Published on 1 May 2026 at 12:58

Reported by: Oahimire Omone Precious | Edited by: Oravbiere Osayomore Promise.

Hundreds of local government employees in Borno State abandoned ceremonial May Day activities on Friday, 1 May 2026, and took to the streets of Maiduguri to protest the state government’s failure to implement the ₦70,000 national minimum wage for their cadre. The demonstration, organised by the Nigeria Labour Congress (NLC) and the Trade Union Congress (TUC), marked a sharp departure from traditional Workers’ Day celebrations. Instead of gathering at stadiums for official parades, the workers converged on public squares and marched through the state capital, chanting solidarity songs and carrying placards decrying the prolonged exclusion of local government staff from the new wage structure.

The protest was part of a nationwide directive by organised labour, which had ordered workers in ‘defaulting states’ to shift their May Day observances from ceremonial venues to the streets, a move designed to pressure governors who have not fully complied with the Minimum Wage Act. Addressing journalists during the protest, the state NLC Chairman, Comrade Yusuf Inuwa, declared that the plight of local government workers had become unbearable. “You may like to know why we are celebrating our Workers’ Day on the street today,” he said. “We all know the situation we find ourselves in this country. Nigerian workers are the poorest citizens in this country. Therefore, we chose to celebrate our Workers’ Day on the street.”

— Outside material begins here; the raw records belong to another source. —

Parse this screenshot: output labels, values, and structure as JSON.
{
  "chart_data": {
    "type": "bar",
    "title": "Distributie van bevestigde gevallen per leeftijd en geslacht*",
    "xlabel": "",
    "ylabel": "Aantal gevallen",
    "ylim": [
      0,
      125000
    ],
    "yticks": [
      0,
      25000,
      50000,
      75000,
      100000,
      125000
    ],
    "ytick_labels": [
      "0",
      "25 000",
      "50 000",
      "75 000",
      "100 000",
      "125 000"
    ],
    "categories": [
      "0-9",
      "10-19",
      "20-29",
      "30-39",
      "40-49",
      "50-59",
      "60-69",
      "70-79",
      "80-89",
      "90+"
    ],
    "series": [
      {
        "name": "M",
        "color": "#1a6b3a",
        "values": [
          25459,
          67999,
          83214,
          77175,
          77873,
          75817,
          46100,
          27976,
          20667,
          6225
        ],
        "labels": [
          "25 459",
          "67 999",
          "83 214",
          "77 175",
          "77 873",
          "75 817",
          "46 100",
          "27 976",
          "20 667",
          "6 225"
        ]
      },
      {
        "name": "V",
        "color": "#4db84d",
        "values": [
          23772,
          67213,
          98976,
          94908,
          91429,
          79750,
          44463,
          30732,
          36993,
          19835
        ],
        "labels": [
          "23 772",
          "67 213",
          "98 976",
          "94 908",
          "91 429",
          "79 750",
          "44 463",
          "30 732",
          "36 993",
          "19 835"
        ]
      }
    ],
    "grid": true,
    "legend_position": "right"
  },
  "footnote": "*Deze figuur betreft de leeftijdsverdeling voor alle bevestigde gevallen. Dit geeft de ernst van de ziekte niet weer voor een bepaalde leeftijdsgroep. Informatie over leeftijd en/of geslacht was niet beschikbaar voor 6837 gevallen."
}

Inuwa reminded the government that the ₦70,000 minimum wage was not a recommendation but a binding law. “Last two years, the national leadership of organised labour negotiated the N70,000 minimum wage for Nigerian workers. That makes it a law for all states to pay their workers,” he stated. He acknowledged that the Borno State government had implemented the wage for primary school teachers and primary healthcare workers, but he lamented that local government staff remained excluded. “The teachers’ and primary healthcare workers’ minimum wage has been covered, but local government staff are yet to be captured,” Inuwa said. “An injury to one is an injury to all. We go to the same market with them; hardship and inflation are affecting us all. Their salary cannot even sustain them for one week. We say enough is enough.”

The Borno State Government has previously cited the over‑bloated size of its local government workforce as a major obstacle to implementing the minimum wage. In July 2025, the Permanent Secretary of the Ministry for Local Government and Emirate Affairs, Modu Alhaji Mustapha, disclosed that Borno’s 27 local government councils collectively employ approximately 90,000 staff – a figure far higher than that of much larger states such as Kano, which maintains a comparatively leaner workforce of about 30,000 employees across its 44 local government areas. Mustapha explained that the wage bill had expanded beyond sustainable limits, with some councils receiving federal allocations that fall short of the amount needed to pay even the old wage rates. He cited the Maiduguri Metropolitan Council as an example: its monthly allocation sometimes stands below ₦700 million, yet the council would need ₦778 million simply to meet the new minimum wage obligation.

Despite these fiscal realities, labour leaders have insisted that financial constraints should not be used as an excuse to deny workers their lawful entitlements. They have warned that prolonged inaction could trigger further industrial action, including a total withdrawal of services across the local government system. The protest in Maiduguri also resonated with a broader national conversation about wage equity and the strain of economic reform on grassroots workers. In a country where inflation continues to erode purchasing power and insecurity has disrupted livelihoods across the North‑East, the demand for timely implementation of the minimum wage has become a litmus test for government commitment to worker welfare and inclusive economic growth.

As the workers dispersed from the rally, they left behind a clear message: they will not be silenced. For the thousands of local government employees who have waited nearly two years for the wage adjustment, the May Day street protest was not a celebration – it was a warning.